Value Management: How to Avoid Being Overwhelmed

If they don’t realize it already, they will soon: anyone engaged in relationships is becoming overwhelmed by the difficulties and Complexity of decisions and trade-offs. Experience-based intuition currently bridges the gap, but it can’t scale and is doomed to fail. Here, we see the ideal and then the pragmatic way to escape this death-spiral, and – in so doing – become truly indispensable to your organization.

Every professional engaged in relationship-based activities – contract managers, relationship managers, project managers, procurement teams, alliance managers, etc – is constantly calling upon their experience and using their intuition to make difficult choices. 

In particular, decisions need to be made around the trade-offs between:

  • What resources are going to be appropriate?
  • How much of them should they be deployed, and for how long?
  • Who needs to be engaged?
  • When to change the focus?

And so on.

In other words, these professionals are in an environment of constant dynamic change, and – as an understanding of Complexity shows – it’s only to get more and more challenging.

The Looming Death-Spiral

Now calling upon intuition – based on experience – is invaluable, but it’s not scalable:

  • It’s locked in individuals’ heads, making it hard to share, spread and scale.
  • There comes a point where the demands on individuals overwhelms them.

These challenges and dilemmas affect professionals everywhere but those engaged in relationship-based professions are the first to experience the full extent of them.

Why?

Because requirements for coordination are especially pressing in relationships, growing exponentially and creating swathes of purposeless or less purposeful engagement, conversations, confusion, and so on…

…all driven by an ever expanding stakeholder population with no shared agenda to work to.

There is no structure, content or processes to manage Value and values, and, as a result, there’s been no structured approach to value management – it’s dispersed, assumed, uncoordinated and so on.

There Is a Way Out

However, there is a way out and it involves encoding much of what has previously been taken for granted, left unsaid, and not encapsulated or embodied within a systematically framework (i.e. structured, organized, ordered, comprehensive) that enables what is valuable to be articulated, shared, measured, actionable and adaptable.

In other words, Value Management.

At this point, individuals may feel they are letting go of indispensability – “my organization needs me; I feel wanted; knowledge is power” – but this is entirely short-sighted because, as we’ve seen, this mode of indispensability is only temporary before becoming swamped and overwhelmed.

True indispensability comes only through stepping out of this pattern, taking ownership of – and responsibility for – Value and empowering others to act effectively by establishing and managing the shared Value-led agenda.

How does this happen?

The Ideal Way Out

Well, ideally, teams, functions and organizations would identify the Things That Matter to both their customers and to them – preferably at the outset – factor them out, capture them in Value Codes and then ensure that these Things That Matter are then present and incorporated into any and all activities.

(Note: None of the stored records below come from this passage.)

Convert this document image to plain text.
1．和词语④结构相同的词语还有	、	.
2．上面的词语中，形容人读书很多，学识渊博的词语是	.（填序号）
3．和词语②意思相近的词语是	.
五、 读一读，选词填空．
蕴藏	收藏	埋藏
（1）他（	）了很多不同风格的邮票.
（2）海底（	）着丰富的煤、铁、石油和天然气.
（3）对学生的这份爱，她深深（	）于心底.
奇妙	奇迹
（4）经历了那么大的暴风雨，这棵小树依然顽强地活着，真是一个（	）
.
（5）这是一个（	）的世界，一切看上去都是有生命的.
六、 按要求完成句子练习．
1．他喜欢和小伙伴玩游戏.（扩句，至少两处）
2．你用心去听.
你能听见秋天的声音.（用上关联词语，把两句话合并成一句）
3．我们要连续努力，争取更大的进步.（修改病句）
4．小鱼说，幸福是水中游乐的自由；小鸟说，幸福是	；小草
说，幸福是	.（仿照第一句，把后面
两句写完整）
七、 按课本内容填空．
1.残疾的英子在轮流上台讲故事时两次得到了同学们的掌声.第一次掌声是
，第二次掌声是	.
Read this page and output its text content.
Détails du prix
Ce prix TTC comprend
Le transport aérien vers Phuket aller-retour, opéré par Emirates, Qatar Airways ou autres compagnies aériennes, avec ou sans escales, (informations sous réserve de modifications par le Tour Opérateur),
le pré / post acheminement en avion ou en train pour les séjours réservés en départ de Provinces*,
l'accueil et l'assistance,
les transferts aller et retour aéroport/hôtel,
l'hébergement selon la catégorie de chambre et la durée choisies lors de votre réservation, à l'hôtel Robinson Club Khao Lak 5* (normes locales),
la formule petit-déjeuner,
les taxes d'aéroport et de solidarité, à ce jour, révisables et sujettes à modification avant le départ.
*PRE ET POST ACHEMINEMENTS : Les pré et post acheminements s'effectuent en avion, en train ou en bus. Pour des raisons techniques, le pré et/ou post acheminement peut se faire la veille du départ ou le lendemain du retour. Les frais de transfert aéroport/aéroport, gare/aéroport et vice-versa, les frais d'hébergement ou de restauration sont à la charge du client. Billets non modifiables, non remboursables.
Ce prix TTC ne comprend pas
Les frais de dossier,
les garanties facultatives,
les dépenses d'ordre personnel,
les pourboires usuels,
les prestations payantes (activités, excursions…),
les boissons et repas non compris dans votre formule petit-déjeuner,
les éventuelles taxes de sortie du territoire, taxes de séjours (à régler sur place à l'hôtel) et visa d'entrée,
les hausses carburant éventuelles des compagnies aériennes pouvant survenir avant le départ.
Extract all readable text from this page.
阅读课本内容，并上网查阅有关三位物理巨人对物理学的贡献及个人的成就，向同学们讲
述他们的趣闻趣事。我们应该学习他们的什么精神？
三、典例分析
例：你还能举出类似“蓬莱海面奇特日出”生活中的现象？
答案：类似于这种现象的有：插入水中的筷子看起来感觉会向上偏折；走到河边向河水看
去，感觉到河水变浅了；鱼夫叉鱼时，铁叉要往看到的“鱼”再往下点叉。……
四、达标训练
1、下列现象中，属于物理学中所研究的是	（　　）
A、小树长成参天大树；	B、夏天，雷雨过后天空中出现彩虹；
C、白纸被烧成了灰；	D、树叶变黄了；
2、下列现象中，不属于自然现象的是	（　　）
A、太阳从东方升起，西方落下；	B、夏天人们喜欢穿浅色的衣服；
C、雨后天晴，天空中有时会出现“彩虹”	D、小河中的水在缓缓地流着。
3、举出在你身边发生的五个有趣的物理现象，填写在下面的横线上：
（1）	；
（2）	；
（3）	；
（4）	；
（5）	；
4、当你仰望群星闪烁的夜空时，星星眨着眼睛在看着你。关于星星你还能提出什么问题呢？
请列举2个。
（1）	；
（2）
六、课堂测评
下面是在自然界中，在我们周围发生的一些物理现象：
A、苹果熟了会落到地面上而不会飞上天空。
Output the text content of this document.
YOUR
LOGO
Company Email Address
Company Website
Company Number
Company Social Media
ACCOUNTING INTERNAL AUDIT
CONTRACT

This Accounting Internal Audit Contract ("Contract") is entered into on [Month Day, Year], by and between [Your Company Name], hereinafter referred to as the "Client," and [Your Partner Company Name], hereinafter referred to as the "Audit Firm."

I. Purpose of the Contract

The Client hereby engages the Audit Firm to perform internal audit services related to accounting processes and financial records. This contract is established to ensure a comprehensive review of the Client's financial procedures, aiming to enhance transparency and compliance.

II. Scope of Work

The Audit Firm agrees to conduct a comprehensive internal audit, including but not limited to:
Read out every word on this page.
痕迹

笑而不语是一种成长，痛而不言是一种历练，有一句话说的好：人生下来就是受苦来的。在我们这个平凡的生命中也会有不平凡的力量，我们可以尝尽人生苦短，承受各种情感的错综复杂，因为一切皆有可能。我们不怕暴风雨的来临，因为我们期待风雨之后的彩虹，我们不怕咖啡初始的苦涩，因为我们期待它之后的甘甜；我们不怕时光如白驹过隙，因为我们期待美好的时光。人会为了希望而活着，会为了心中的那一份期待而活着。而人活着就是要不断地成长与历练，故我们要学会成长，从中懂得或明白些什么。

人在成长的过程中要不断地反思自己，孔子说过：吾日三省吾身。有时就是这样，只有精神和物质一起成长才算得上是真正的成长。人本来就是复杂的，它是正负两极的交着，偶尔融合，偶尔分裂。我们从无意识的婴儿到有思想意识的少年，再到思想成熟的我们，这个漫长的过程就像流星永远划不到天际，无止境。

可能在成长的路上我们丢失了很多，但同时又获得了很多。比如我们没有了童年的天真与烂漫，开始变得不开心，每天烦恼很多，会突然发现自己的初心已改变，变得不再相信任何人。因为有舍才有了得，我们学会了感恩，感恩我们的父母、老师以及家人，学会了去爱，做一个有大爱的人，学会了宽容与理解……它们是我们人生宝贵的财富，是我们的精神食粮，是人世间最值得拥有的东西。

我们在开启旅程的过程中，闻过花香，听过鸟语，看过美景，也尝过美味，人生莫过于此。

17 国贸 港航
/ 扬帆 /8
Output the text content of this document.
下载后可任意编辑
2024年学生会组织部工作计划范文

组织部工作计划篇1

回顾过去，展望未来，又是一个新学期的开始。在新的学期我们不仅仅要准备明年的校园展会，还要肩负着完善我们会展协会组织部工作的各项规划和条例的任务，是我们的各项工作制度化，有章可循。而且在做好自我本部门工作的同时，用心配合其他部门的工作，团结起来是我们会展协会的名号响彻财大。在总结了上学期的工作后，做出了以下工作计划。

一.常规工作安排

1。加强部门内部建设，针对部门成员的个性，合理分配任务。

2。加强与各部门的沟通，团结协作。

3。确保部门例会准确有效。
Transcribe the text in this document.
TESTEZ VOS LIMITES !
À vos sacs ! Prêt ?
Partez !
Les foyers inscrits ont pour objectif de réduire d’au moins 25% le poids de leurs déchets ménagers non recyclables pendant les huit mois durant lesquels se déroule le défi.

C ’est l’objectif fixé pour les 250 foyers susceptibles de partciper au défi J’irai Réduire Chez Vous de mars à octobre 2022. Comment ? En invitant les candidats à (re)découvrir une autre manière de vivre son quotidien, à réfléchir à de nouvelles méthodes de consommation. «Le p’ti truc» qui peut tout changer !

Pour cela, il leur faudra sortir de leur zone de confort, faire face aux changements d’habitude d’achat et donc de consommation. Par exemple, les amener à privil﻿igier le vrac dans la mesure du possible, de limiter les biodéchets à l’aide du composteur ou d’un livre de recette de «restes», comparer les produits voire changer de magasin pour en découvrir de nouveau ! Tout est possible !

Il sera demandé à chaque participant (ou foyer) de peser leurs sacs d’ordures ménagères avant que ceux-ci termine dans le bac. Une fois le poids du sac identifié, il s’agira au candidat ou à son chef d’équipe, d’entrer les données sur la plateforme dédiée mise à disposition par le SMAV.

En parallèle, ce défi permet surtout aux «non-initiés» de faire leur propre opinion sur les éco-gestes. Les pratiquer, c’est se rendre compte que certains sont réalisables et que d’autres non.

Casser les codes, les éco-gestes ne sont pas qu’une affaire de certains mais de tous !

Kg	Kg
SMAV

All agreements, be they external and formal – such as contracts, alliance agreements, service level agreements, etc – or internal and informal commitments, would then take account of and include the Value-releasing discoveries made through the Things That Matter process.

The same would be true for the day-to-day activities within any department, function or aspect of the business; again, ideally each should have the thought-through Things That Matter captured, regularly measured and acted upon. 

The Pragmatic Way Out

However, in practice, most organizations are where they are at the point that they experience becoming overwhelmed, and that means they have:

  • A hierarchical structure.
  • Formalized processes and procedures.
  • Relatively fixed roles.
  • Pervasive relationships.

They therefore have to start with the current state of affairs, and effectively ‘work forward’ from what already exists – e.g. if there’s a contract already in place, it makes sense to complement the terms and obligations of that contract with the additional intangible factors that reflect the Things That Matter to all parties.

In departmental roles, again it makes sense then for the Things That Matter in that particular instance or situation to be articulated and effectively bolted on and incorporated into best practice.

Whilst it’s not ideal to start where you are and bolt on in this way, it may turn out to be the only practical way forward, and this process of progressing from the current state can be envisaged as follows:

In other words, recognize what’s already there – in all cases, at least a contract – and start building on it with Things That Matter and Value Codes that go beyond that existing scope.

By cautiously adding to what’s already there – and showing how this can be made scalable – the Value Management approach will be proven and the way paved for transformation: gradual, pragmatic transformation to begin with, but also the source of true indispensability for those that do this work.